Specific research topics include search technologies, machine learning methods and knowledge extraction from large data sets, presentation and visualization of massive amounts of information, efficient use of information in social media channels, as well as contextualization and personalization of information.
Our research areas are:
- Knowledge Discovery
- Knowledge Visualization
- Social Computing
- Ubiquitous Personal Computing & Business Models
- Data Management
- Data Security
Our Business domains are:
- Industrial Data Analytics
- Data-Driven Markets
- Strategic Intelligence
- Data-driven Process and Decision Support
- Learning 4.0
- Digital Life Science
PLATFORM AND SERVICES INFORMATION
|CPU cores||360 in 15 servers|
Our offer includes consultations, data analysis and training. The Big Data Lab offers a simple and direct access to our expertise and infrastructure. In addition to Apache Hadoop, the Big Data Lab is equipped with other big data technologies such as Apache Spark and Apache Storm on its computer clusters. Integrated within an international network around the topic of Big Data and Data Science, the Know-Center provides its partners with access to the latest trends and findings in this area.

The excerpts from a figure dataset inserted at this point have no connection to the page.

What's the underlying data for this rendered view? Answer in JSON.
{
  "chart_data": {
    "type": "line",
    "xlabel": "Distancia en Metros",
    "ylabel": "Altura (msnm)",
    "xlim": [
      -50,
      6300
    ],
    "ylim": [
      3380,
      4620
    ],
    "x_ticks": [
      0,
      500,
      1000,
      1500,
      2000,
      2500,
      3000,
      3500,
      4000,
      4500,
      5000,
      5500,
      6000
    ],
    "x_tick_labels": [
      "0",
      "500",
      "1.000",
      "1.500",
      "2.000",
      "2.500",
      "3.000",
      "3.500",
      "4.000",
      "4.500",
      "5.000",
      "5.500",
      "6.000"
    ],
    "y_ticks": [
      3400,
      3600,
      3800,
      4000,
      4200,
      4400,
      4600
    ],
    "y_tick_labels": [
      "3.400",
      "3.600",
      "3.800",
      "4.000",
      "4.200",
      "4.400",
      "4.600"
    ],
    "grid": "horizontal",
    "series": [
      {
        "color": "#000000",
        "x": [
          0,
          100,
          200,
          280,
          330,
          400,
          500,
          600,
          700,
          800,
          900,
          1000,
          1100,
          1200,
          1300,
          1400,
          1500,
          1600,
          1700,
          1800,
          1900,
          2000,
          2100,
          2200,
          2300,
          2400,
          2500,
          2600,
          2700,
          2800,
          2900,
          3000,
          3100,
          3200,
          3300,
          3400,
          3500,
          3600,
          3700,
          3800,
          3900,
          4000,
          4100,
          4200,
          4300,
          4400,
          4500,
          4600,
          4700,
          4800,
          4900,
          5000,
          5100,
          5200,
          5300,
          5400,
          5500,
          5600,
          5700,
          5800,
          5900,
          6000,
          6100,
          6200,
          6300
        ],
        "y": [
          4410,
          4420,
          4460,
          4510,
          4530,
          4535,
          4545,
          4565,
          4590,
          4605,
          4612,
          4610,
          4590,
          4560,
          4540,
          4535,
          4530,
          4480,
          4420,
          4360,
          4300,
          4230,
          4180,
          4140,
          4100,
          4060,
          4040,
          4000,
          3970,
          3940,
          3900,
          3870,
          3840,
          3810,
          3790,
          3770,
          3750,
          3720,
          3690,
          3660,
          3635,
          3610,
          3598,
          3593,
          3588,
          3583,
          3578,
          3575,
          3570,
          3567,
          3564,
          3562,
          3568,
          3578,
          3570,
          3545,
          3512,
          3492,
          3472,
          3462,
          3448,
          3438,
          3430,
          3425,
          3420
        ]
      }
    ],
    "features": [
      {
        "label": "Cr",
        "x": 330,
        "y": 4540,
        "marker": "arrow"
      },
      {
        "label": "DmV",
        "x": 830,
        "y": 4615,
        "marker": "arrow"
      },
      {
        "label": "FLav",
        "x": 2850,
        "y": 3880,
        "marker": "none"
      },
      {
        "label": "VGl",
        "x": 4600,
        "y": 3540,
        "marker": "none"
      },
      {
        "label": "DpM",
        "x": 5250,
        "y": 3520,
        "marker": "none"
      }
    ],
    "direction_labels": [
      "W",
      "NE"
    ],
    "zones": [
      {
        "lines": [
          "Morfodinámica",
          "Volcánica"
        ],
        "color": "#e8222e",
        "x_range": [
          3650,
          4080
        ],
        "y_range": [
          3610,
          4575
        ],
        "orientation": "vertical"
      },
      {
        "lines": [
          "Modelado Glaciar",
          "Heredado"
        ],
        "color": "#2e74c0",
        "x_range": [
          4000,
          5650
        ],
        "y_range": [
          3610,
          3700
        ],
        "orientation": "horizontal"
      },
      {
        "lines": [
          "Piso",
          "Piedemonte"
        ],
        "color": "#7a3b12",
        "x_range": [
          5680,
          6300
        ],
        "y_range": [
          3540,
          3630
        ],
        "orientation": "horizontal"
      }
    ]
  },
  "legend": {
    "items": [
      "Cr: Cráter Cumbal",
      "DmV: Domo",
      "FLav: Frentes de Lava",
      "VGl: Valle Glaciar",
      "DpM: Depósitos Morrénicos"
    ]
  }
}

SELECTED PROJECTS AND/OR SUCCESS STORIES
Porsche Holding Salzburg is the largest and most successful automotive distributor in Europe. The Salzburg-based company was founded in 1947 and operates today in 22 countries in Western and South-eastern Europe, as well as in China, Colombia and Chile. Its subsidiary Porsche Austria GmbH is importing and distributing cars to dealers and Customers across Austria. Together with the Know-Center, Porsche Austria is interested in analysing the quality of data from the market introduction and the market performance of new car models in the past in order to create a forecast. These models are then used to forecast upcoming market performance in terms of new car registrations or sales. This is of interest for current car models, but even more for upcoming new models. The project aimed at forecasting the demand on the number of cars of a specific brand overall or within a dedicated segment. A predictive model forecasts the demand for a period of a month up to one year. The decision on the model is based on an evaluation of a nonlinear approach from the research field of Deep Learning and a linear approach (Seasonal Autoregressive Integrated Moving Average, SARIMA). The linear model yielded the most promising results that hold true for both short-term and long-term demand forecasts.
The overall goal of the Data Market Austria (DMA) project is to develop the technological, infrastructural, regulatory, and economic foundations for a comprehensive, innovation-supporting, sustainable Austrian Data-Services Ecosystem, building on existing initiatives. One central part of DMA will be its brokering functionality which shall foster interactions between dataset owners, service providers (e.g., analytic services) and data market customers. Know-Center is leading the corresponding work package “Brokering Technology Foundation” which aims to generate recommendations for possible collaborations between these three groups. This is done by the development of a matchmaking framework (*) that extracts information from dataset and service descriptions as well as interactions with the DMA. The extracted information is the basis for recommendations and matchmaking algorithms. With regard to datasets, services for the analysis of this data are suggested or other data for enrichment and combination might be recommended. Similarly, with regard to services, potential input data as well as pre- and post-processing services or use case scenarios , i.e., potential usage of a dataset in combination with services, might be proposed.
(*) Basis for this framework is ScaR, a scalable recommender framework developed by Know-Center.